SuperGoodSoft / solidus_taxjar

Support for using TaxJar to handle tax calculations in Solidus
BSD 3-Clause "New" or "Revised" License
12 stars 12 forks source link

BackfillTransactionSyncBatchJob sql queries are inefficient #247

Open AdnanTheExcellent opened 1 year ago

AdnanTheExcellent commented 1 year ago

I have been testing the backfills a bit over the last couple months on production and I have some thoughts on efficiency. Lets take a look at the code for the backfill batch job:

  def perform(transaction_sync_batch)
    complete_orders = ::Spree::Order.complete.where(shipment_state: 'shipped')
    if transaction_sync_batch.start_date
      complete_orders = complete_orders.where("completed_at >= ?", transaction_sync_batch.start_date.beginning_of_day)
    end
    if transaction_sync_batch.end_date
      complete_orders = complete_orders.where("completed_at <= ?", transaction_sync_batch.end_date.end_of_day)
    end
    complete_orders.find_each do |order|
      next if order.taxjar_order_transactions.any?
      SuperGood::SolidusTaxjar::ReportTransactionJob.perform_later(order, transaction_sync_batch)
    end
  end

The first line:

complete_orders = ::Spree::Order.complete.where(shipment_state: 'shipped')

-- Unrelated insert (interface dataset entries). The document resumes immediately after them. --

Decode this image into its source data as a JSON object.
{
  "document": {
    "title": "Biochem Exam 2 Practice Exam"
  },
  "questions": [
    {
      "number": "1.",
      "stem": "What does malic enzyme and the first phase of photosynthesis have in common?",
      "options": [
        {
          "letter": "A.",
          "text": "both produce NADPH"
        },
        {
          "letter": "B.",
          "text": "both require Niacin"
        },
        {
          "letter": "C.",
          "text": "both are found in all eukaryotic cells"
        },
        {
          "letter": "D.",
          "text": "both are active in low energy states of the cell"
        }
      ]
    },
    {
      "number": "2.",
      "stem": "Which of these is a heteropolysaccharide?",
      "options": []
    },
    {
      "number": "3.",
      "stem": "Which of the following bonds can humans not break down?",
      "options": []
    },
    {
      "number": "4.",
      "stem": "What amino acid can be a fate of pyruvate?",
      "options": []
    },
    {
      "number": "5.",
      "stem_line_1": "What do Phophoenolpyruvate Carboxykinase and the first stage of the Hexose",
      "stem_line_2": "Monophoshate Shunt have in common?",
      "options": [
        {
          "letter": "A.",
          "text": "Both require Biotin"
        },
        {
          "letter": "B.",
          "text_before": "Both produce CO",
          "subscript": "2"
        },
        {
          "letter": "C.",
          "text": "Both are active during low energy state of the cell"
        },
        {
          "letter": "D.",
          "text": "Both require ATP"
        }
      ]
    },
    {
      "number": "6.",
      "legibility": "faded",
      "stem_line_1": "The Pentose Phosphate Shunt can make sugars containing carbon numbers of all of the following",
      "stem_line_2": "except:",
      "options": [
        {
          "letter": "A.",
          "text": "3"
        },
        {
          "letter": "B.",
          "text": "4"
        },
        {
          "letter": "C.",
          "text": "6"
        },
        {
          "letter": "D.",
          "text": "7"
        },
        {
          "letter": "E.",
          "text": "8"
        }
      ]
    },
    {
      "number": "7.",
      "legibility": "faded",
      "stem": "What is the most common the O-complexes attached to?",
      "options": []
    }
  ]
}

By itself, that's an extremely expensive sql query. If a store has hundreds of thousands, or millions of orders, this could take a VERY long time, or freeze the thread. This has happened to me. There needs to be some lower bound to the date. Either require the start_date or have a date in the admin for when Taxjar started. For instance, we've been using spree / solidus since Dec 2010, but started using Taxjar April 2021. We backfilled to Feb 2021 when we started. A good default date would be Feb 2021 for the taxjar_start_date. That would prevent 10+ years of orders from getting queried.

next if order.taxjar_order_transactions.any?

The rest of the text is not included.